From Zhicun 1.0 to Zhicun 3.0
Judging from the development track of Zhicun, the two founders have early experience in participating in the research and development of the integrated project of deposit and computing in the United States; Zhicun Technology was established in 2017 and received angel round financing the following year. This is still a fairly young company. In 2019, Zhicun “carried out IP research and development cooperation with internationally renowned companies, completed the tape-out of IP and SoC test chips, and released the world’s first integrated storage and computing chip”.
In 2020, Zhicun completed “the world’s first integrated storage and computing chip mass production film” and “the world’s first integrated storage and computing SoC chip verification”. The WTM2101 memory-computing integrated chip introduced by Wang Shaodi is expected to be mass-produced in the fourth quarter of this year. It seems that the concept of “integration of storage and computing” is developing much faster than we expected.
The left side of the above picture is the WTM2101 chip architecture diagram. The main part of the memory with integrated storage and computing “most operations are completed through the integration of storage and computing”; in addition, it is also equipped with a RISC-V CPU to provide non-matrix operations.
“Comparing the computing power and power consumption of the existing market solutions, WTM2101 has an advantage of more than 10 times.” Although it is not clear what the “existing market solutions” in this picture is, the algorithm complexity in the column of WTM2101 And power consumption, indeed both are quite amazing.
In addition to introducing products, Wang Shaodi also talked about Zhicun’s strategic planning. From the company’s establishment to 2020 is the “knowledge storage 1.0 era”, at this stage “research and development of storage and computing integrated technology, and application of the voice scene”, Wang Shaodi also emphasized again that “we are the first company in the world to implement technology.”
From this year to 2024, it belongs to the planning period of Zhicun 2.0. “Further advance, to 128MB, to achieve 64-100TOPS computing power level, covering end-side and edge-side scenarios.
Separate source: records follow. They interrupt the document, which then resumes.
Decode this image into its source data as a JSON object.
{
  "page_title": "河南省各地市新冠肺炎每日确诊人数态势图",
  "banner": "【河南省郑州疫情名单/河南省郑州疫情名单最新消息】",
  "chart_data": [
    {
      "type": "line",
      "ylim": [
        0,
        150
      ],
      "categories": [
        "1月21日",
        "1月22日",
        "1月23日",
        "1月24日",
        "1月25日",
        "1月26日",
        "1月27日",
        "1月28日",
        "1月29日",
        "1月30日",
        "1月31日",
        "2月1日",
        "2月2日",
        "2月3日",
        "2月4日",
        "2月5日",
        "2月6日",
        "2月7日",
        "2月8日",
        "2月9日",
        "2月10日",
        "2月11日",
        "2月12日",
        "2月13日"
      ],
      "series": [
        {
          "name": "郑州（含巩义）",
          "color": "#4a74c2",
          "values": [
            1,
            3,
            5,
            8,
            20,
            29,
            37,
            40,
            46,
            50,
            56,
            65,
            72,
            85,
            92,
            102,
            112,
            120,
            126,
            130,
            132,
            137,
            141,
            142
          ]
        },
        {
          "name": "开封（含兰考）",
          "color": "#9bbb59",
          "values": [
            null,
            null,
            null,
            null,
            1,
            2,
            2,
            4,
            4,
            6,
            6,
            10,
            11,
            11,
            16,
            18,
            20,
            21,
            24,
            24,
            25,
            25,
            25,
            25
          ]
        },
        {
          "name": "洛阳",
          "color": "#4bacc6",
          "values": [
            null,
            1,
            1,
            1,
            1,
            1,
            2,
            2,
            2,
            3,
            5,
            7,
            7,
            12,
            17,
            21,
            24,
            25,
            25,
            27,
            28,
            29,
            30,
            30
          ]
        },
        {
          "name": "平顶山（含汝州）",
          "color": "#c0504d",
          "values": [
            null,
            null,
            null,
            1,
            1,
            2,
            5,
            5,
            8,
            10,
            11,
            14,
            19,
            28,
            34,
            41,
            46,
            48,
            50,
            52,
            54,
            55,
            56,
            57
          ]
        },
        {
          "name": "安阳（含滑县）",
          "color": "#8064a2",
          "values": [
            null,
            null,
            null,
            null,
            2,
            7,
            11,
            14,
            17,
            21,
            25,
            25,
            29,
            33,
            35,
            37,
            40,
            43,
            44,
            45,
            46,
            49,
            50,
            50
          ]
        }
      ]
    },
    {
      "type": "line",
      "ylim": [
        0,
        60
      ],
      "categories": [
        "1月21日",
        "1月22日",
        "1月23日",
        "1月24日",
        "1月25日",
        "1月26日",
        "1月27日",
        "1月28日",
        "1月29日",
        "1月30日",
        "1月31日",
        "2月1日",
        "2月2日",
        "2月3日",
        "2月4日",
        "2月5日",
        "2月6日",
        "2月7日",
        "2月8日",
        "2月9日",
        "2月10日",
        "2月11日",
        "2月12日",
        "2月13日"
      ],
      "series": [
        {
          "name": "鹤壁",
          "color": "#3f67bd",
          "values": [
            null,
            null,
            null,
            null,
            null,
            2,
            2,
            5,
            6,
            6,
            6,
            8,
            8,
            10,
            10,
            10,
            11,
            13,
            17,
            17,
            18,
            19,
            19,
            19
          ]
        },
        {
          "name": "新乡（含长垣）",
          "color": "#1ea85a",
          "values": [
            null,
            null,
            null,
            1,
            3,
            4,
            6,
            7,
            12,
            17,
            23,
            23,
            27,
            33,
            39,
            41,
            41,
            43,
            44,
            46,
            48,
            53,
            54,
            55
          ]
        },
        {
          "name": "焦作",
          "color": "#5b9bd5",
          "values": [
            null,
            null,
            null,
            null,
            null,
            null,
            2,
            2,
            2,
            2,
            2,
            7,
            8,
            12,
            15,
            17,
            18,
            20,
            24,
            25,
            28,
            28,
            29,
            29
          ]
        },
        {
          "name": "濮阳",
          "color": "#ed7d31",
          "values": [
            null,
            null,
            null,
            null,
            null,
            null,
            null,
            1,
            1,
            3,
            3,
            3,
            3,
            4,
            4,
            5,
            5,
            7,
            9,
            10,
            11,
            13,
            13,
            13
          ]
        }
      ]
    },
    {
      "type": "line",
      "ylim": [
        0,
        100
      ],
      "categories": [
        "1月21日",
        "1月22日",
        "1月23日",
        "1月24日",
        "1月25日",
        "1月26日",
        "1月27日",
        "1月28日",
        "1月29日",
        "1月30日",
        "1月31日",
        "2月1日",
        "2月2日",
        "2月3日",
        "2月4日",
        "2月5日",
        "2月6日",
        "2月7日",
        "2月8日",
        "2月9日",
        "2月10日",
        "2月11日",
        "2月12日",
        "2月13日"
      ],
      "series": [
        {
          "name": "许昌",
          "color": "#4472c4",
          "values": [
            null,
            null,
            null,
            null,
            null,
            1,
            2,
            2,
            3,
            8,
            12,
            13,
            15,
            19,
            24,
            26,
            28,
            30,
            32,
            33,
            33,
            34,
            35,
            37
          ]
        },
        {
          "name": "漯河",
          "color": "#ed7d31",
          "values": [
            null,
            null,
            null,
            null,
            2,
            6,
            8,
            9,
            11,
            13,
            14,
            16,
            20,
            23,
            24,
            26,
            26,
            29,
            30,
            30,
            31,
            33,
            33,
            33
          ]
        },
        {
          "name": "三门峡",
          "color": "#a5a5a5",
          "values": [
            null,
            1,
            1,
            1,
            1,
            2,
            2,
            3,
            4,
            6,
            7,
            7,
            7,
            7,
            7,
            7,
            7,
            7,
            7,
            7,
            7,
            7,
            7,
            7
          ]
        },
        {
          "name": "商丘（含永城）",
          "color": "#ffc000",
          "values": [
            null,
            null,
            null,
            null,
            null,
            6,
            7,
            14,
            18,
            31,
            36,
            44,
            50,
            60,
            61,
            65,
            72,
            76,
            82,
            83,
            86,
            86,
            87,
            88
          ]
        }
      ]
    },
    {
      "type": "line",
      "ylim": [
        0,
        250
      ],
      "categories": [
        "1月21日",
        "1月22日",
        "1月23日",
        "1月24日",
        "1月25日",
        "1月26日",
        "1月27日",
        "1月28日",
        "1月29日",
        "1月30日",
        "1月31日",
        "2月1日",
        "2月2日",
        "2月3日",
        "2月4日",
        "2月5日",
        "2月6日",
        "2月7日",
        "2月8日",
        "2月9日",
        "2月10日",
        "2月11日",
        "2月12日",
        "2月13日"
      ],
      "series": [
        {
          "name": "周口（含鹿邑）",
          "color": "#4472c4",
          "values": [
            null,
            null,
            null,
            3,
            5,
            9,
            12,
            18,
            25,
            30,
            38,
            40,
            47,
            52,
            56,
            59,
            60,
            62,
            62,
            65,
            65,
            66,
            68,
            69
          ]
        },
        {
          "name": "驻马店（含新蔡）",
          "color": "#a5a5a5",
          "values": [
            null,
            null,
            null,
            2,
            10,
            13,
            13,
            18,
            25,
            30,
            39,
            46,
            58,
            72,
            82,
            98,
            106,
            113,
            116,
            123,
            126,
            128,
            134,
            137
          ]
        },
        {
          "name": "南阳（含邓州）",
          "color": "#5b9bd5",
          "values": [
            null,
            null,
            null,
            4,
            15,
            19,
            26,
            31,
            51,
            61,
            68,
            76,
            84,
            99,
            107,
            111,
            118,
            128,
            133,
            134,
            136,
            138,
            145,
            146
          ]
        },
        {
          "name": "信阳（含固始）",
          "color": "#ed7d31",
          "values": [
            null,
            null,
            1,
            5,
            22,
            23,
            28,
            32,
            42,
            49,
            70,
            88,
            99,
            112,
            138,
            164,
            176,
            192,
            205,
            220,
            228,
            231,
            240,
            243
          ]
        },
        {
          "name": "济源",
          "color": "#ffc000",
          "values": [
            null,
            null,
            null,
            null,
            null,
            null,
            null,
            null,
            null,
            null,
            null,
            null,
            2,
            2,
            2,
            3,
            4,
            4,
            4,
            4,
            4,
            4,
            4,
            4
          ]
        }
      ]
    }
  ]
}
We will choose advantageous scenarios to implement applications.”
After 2024, the chip will be “pushed to the cloud”, with a capacity of 1GB to achieve a computing power range of 500-2000TOPS, and the product will achieve vehicle-grade reliability. “After 2025, it is planned to launch standardized products. After that, the products are no longer oriented to application scenarios, but provide different capacities like memories, integrate with existing computing systems, and complete such integration with advanced packaging technology.” At the same time, we have also launched a corresponding tool chain, which is fully adapted to the integrated storage and computing technology to adapt to mainstream artificial intelligence algorithms.”
Note that the revenue on the horizontal axis and the market value forecast on the vertical axis in this graph both indicate that the company has sufficient confidence in its development in the short term in the future. Perhaps this picture itself can also represent the development trend of storage and computing integration technology in the next few years.